Nous avons envoyé ce chapitre du ciel. Il contient la sanction de nos lois, et des signes dont l’évidence doit vous déssiller les yeux.

Les impudiques des deux sexes seront punis de cent coups de fouets. C’est le jugement de Dieu. Vous n’aurez pour eux aucune commisération, si vous croyez en lui, et au jour dernier. Que quelques fidèles soient témoins de leur châtiment.

Un homme débauché ne pourra épouser qu’une femme de son espèce, ou une idolâtre. Une fille débauchée ne se mariera qu’à un impudique, ou à un idolâtre. Ces alliances sont interdites aux fidèles.

Ceux qui accuseront d’adultère une femme vertueuse, sans pouvoir produire quatre témoins, seront punis de quatre-vingts coups de fouet. Déclarés infâmes, ils ne seront plus reçus en témoignage.

Ceux qui, touchés de repentir, retourneront à la vertu, auront lieu d’espérer la miséricorde divine.

Les maris qui, sur le seul témoignage, accuseront leurs femmes d’adultère, jureront quatre fois, par le nom de Dieu, qu’ils disent la vérité.

Le cinquième serment sera une imprécation sur eux-mêmes, s’ils sont parjures.

La femme se délivrera du châtiment, en jurant quatre fois, par le nom de Dieu, que le crime dont on l’accuse est faux.

Au cinquième serment, elle invoquera sur elle la vengeance céleste, si elle n’est pas innocente.

Si le Dieu clément et sage ne faisait éclater sa miséricorde pour vous, il punirait à l’instant le parjure.

Ne croyez pas que le crime du menteur retombe sur vous ; il ne vous en reviendra aucun préjudice. Personne ne sera puni que du mal qu’il aura fait. Le scélérat, chargé de forfaits, sera dévoué à l’horreur des supplices.

Lorsque vous avez entendu l’accusation[1], les fidèles des deux sexes n’ont-ils pas pensé intérieurement, ce qu’il était juste de croire ! N’ont-ils pas dit : Voilà un mensonge impudent !

Les accusateurs ont-ils produit quatre témoins ? Et s’ils n’ont pu les faire paraître, n’ont-ils pas proféré de faux sermens ?

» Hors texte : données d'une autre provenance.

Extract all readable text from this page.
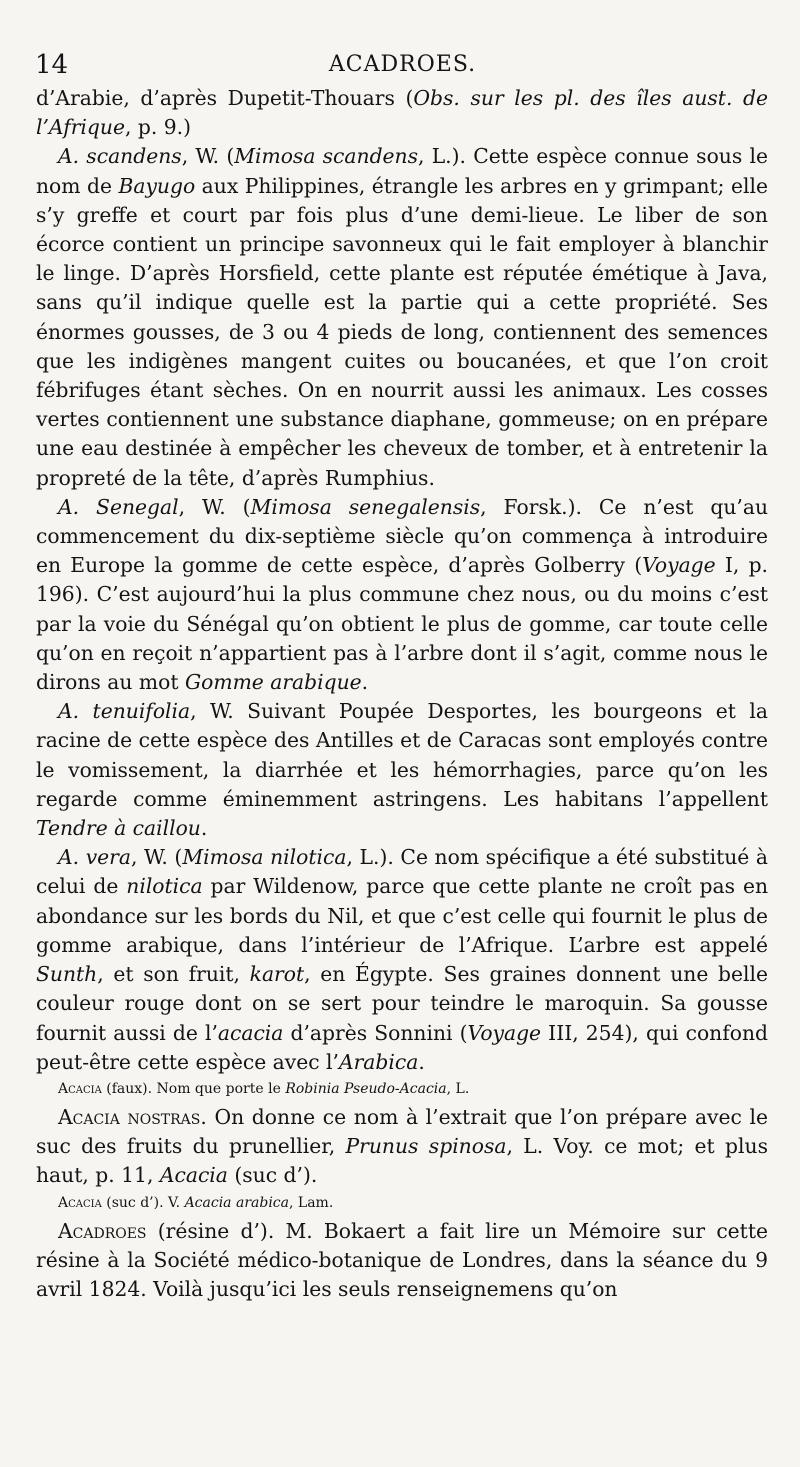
14	ACADROES.

d’Arabie, d’après Dupetit-Thouars (Obs. sur les pl. des îles aust. de l’Afrique, p. 9.)

A. scandens, W. (Mimosa scandens, L.). Cette espèce connue sous le nom de Bayugo aux Philippines, étrangle les arbres en y grimpant; elle s’y greffe et court par fois plus d’une demi-lieue. Le liber de son écorce contient un principe savonneux qui le fait employer à blanchir le linge. D’après Horsfield, cette plante est réputée émétique à Java, sans qu’il indique quelle est la partie qui a cette propriété. Ses énormes gousses, de 3 ou 4 pieds de long, contiennent des semences que les indigènes mangent cuites ou boucanées, et que l’on croit fébrifuges étant sèches. On en nourrit aussi les animaux. Les cosses vertes contiennent une substance diaphane, gommeuse; on en prépare une eau destinée à empêcher les cheveux de tomber, et à entretenir la propreté de la tête, d’après Rumphius.

A. Senegal, W. (Mimosa senegalensis, Forsk.). Ce n’est qu’au commencement du dix-septième siècle qu’on commença à introduire en Europe la gomme de cette espèce, d’après Golberry (Voyage I, p. 196). C’est aujourd’hui la plus commune chez nous, ou du moins c’est par la voie du Sénégal qu’on obtient le plus de gomme, car toute celle qu’on en reçoit n’appartient pas à l’arbre dont il s’agit, comme nous le dirons au mot Gomme arabique.

A. tenuifolia, W. Suivant Poupée Desportes, les bourgeons et la racine de cette espèce des Antilles et de Caracas sont employés contre le vomissement, la diarrhée et les hémorrhagies, parce qu’on les regarde comme éminemment astringens. Les habitans l’appellent Tendre à caillou.

A. vera, W. (Mimosa nilotica, L.). Ce nom spécifique a été substitué à celui de nilotica par Wildenow, parce que cette plante ne croît pas en abondance sur les bords du Nil, et que c’est celle qui fournit le plus de gomme arabique, dans l’intérieur de l’Afrique. L’arbre est appelé Sunth, et son fruit, karot, en Égypte. Ses graines donnent une belle couleur rouge dont on se sert pour teindre le maroquin. Sa gousse fournit aussi de l’acacia d’après Sonnini (Voyage III, 254), qui confond peut-être cette espèce avec l’Arabica.

Acacia (faux). Nom que porte le Robinia Pseudo-Acacia, L.

Acacia nostras. On donne ce nom à l’extrait que l’on prépare avec le suc des fruits du prunellier, Prunus spinosa, L. Voy. ce mot; et plus haut, p. 11, Acacia (suc d’).

Acacia (suc d’). V. Acacia arabica, Lam.

Acadroes (résine d’). M. Bokaert a fait lire un Mémoire sur cette résine à la Société médico-botanique de Londres, dans la séance du 9 avril 1824. Voilà jusqu’ici les seuls renseignemens qu’on
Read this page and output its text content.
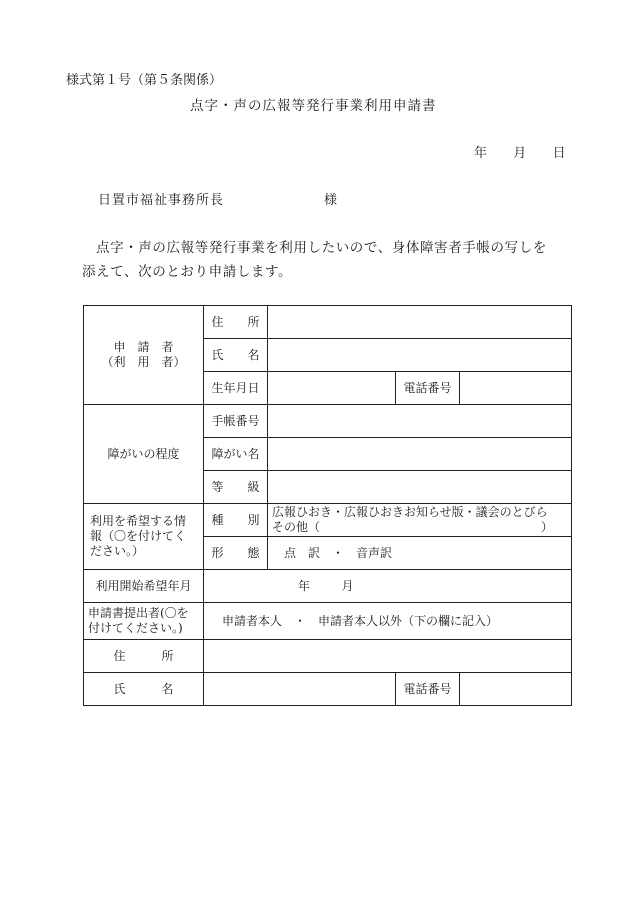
様式第１号（第５条関係）
点字・声の広報等発行事業利用申請書
年 月 日
日置市福祉事務所長	様
点字・声の広報等発行事業を利用したいので、身体障害者手帳の写しを添えて、次のとおり申請します。
申　請　者
（利　用　者）	住　　所			
	氏　　名			
	生年月日		電話番号	
障がいの程度	手帳番号			
	障がい名			
	等　　級			
利用を希望する情報（〇を付けてください。）	種　　別	広報ひおき・広報ひおきお知らせ版・議会のとびら
その他（ ）		

	形　　態	点　訳　・　音声訳		
利用開始希望年月	年 月			
申請書提出者(〇を付けてください。)	申請者本人　・　申請者本人以外（下の欄に記入）			
住　　　所				
氏　　　名			電話番号	
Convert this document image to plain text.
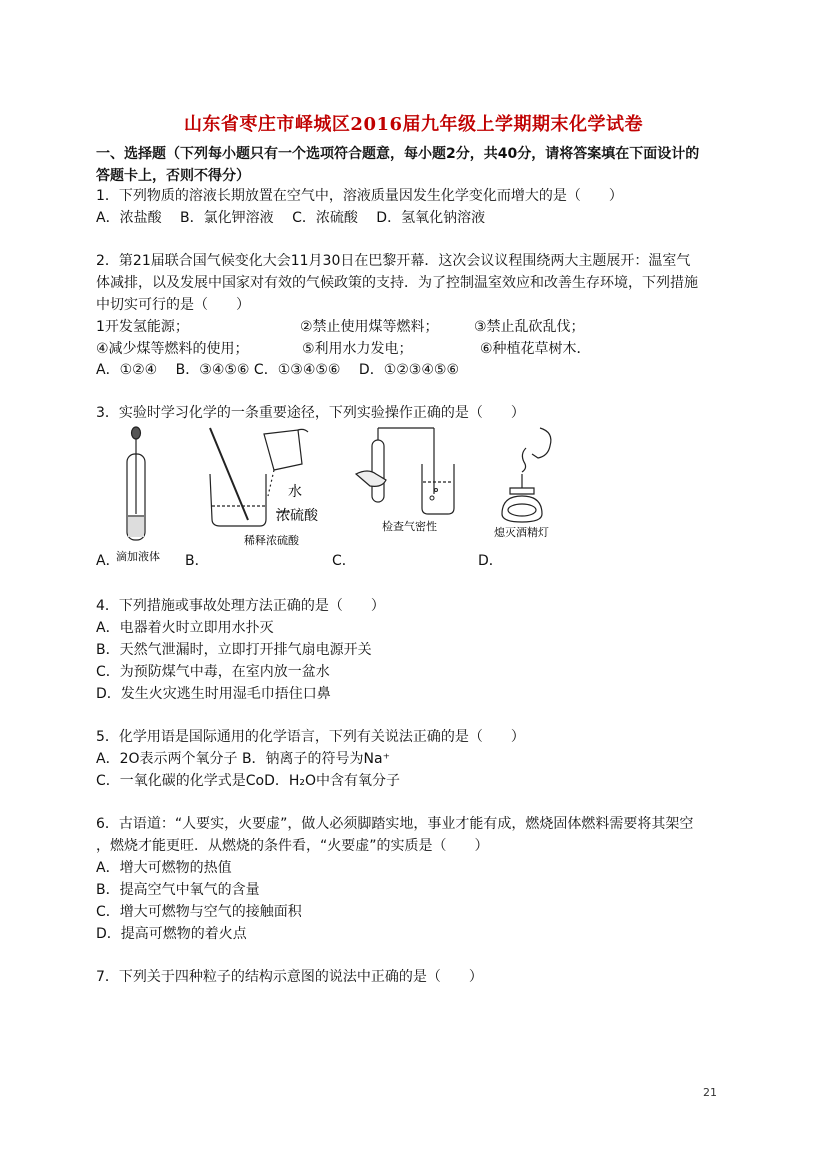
山东省枣庄市峄城区2016届九年级上学期期末化学试卷
一、选择题（下列每小题只有一个选项符合题意，每小题2分，共40分，请将答案填在下面设计的
答题卡上，否则不得分）
1．下列物质的溶液长期放置在空气中，溶液质量因发生化学变化而增大的是（　　）
A．浓盐酸　 B．氯化钾溶液　 C．浓硫酸　 D．氢氧化钠溶液
2．第21届联合国气候变化大会11月30日在巴黎开幕．这次会议议程围绕两大主题展开：温室气
体减排，以及发展中国家对有效的气候政策的支持．为了控制温室效应和改善生存环境，下列措施
中切实可行的是（　　）
1开发氢能源；	②禁止使用煤等燃料；	③禁止乱砍乱伐；
④减少煤等燃料的使用；	⑤利用水力发电；	⑥种植花草树木．
A．①②④　 B．③④⑤⑥ C．①③④⑤⑥　 D．①②③④⑤⑥
3．实验时学习化学的一条重要途径，下列实验操作正确的是（　　）
滴加液体
水
浓硫酸
稀释浓硫酸
检查气密性	熄灭酒精灯
A．	B．	C．	D．
4．下列措施或事故处理方法正确的是（　　）
A．电器着火时立即用水扑灭
B．天然气泄漏时，立即打开排气扇电源开关
C．为预防煤气中毒，在室内放一盆水
D．发生火灾逃生时用湿毛巾捂住口鼻
5．化学用语是国际通用的化学语言，下列有关说法正确的是（　　）
A．2O表示两个氧分子 B．钠离子的符号为Na⁺
C．一氧化碳的化学式是CoD．H₂O中含有氧分子
6．古语道：“人要实，火要虚”，做人必须脚踏实地，事业才能有成，燃烧固体燃料需要将其架空
，燃烧才能更旺．从燃烧的条件看，“火要虚”的实质是（　　）
A．增大可燃物的热值
B．提高空气中氧气的含量
C．增大可燃物与空气的接触面积
D．提高可燃物的着火点
7．下列关于四种粒子的结构示意图的说法中正确的是（　　）
21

Si la miséricorde et la bonté divine ne veillaient sur vous, ce mensonge eût attiré sur vos têtes un châtiment épouvantable. Il a passé de bouche en bouche. Vous avez répété ce que vous ignoriez, et vous avez regardé une calomnie comme une faute légère, et c’est un crime aux yeux de l’Éternel.

Avez-vous dit, lorsqu’on vous a fait ce rapport : il ne nous regarde point. Louange à Dieu ! C’est une fausseté évidente.

Dieu vous défend de retomber jamais dans une faute semblable, si vous êtes fidèles.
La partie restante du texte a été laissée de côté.